王伊静静地看着蔚柏,一时间竟然不知道该如何回答。
根据蔚柏之前的叙述,她原本以为蔚柏对纪木只有厌恶和冷漠,没想到他会如此关心纪木的生死。
蔚柏的眼神变得更加阴沉,他紧紧握着拳头,仿佛要把心中的愤怒发泄出来。
他深吸一口气,缓缓说道。
“我不相信纪木就这么轻易地死了,如果真的是那个人杀了他……我一定会让他生不如死。”
望着蔚柏清冷苍白的面庞,王伊突然意识到他可能对于这个弟弟并没有他自己说的那么厌恶。
也许在他内心深处,还是有着一丝亲情的存在,只是被深深埋藏起来罢了。
“也不是没有可能吧?蔚柏。”
王伊嗓音冰凉如水,在寂静的时候显得格外清晰和冷漠。
“或者说,那个人一开始接近纪木,就是带有目的性的,动机不纯。”
“可是……”
蔚柏似乎还是一时间难以接受这个推断,掀起眼皮盯着身前的少女看了两秒,眼眸浓郁幽暗。
“无论末日爆发前后纪木都只是个普通人,对于他来说没有任何价值,他为什么要杀纪木?”
“这就是问题所在。”
她抬手支着额,细长白皙的手指如同白玉雕成,漂亮而干净,指尖缠绕着乌木般纯正的黑发,如丝般顺滑。
“……为什么,他一定要杀纪木?”
王伊身姿矫健,在那郁郁葱葱、枝叶繁茂得几乎遮蔽了天空的密林中稳步前行。
她的脚步轻盈而又坚定,每一步落下都似与这片森林达成了某种默契,没有惊起过多的声响。
蔚柏紧紧跟随着她,目光警惕地扫视着四周,心中满是对未知的忐忑与期待。就这样,他们在这绿色的迷宫中穿梭了数十分钟后,眼前的景象豁然开朗,一座森严庞大的宅院终于远远地映入了他们的眼帘。

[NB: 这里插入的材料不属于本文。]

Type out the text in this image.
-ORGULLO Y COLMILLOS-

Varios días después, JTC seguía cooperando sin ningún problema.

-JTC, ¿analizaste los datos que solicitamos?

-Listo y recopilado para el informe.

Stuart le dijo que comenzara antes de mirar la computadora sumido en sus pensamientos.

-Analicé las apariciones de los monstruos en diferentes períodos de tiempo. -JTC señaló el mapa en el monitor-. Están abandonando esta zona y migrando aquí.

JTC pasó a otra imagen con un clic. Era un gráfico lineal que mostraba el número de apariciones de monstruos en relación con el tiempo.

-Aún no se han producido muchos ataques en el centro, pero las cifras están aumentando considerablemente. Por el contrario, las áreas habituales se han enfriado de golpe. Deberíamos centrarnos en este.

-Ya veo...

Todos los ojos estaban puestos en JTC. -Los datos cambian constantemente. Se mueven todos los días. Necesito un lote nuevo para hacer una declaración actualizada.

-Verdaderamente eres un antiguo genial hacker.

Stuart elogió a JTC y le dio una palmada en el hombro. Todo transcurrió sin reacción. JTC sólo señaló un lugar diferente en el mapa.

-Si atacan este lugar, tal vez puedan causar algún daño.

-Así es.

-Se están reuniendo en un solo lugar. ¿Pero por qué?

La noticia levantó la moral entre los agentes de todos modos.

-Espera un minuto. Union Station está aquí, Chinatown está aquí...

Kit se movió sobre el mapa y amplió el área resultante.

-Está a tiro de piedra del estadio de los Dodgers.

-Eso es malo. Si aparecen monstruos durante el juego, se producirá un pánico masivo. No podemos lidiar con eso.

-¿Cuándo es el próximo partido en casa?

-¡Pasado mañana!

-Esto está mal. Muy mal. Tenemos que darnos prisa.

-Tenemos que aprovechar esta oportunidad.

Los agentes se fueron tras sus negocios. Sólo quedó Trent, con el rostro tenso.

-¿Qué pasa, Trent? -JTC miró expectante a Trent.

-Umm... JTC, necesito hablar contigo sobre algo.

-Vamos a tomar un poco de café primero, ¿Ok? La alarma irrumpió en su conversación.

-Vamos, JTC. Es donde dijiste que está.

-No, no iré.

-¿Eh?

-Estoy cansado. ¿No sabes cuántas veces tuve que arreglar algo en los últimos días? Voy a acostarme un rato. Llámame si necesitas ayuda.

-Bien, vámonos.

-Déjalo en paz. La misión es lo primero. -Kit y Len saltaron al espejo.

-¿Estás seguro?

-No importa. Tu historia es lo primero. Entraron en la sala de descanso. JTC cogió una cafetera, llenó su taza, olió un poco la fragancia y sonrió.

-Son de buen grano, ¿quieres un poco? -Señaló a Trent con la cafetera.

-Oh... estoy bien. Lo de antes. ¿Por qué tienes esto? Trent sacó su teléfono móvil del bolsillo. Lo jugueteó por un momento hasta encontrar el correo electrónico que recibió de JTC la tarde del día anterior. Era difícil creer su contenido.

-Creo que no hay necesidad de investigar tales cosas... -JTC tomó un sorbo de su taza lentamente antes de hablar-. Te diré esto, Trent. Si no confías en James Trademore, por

这座宅院宛如一座古老的城堡,占地广阔得令人咋舌,四周环绕着高耸而厚实的高墙,墙体上爬满了岁月的痕迹——斑驳的青苔与蔓延的藤蔓,它们相互交织缠绕,仿佛在诉说着往昔的故事。
从远处望去,宅院散发着一种庄重而神秘的气息,那紧闭的大门像是一张沉默的巨口,吞噬着所有试图窥探其中秘密的目光。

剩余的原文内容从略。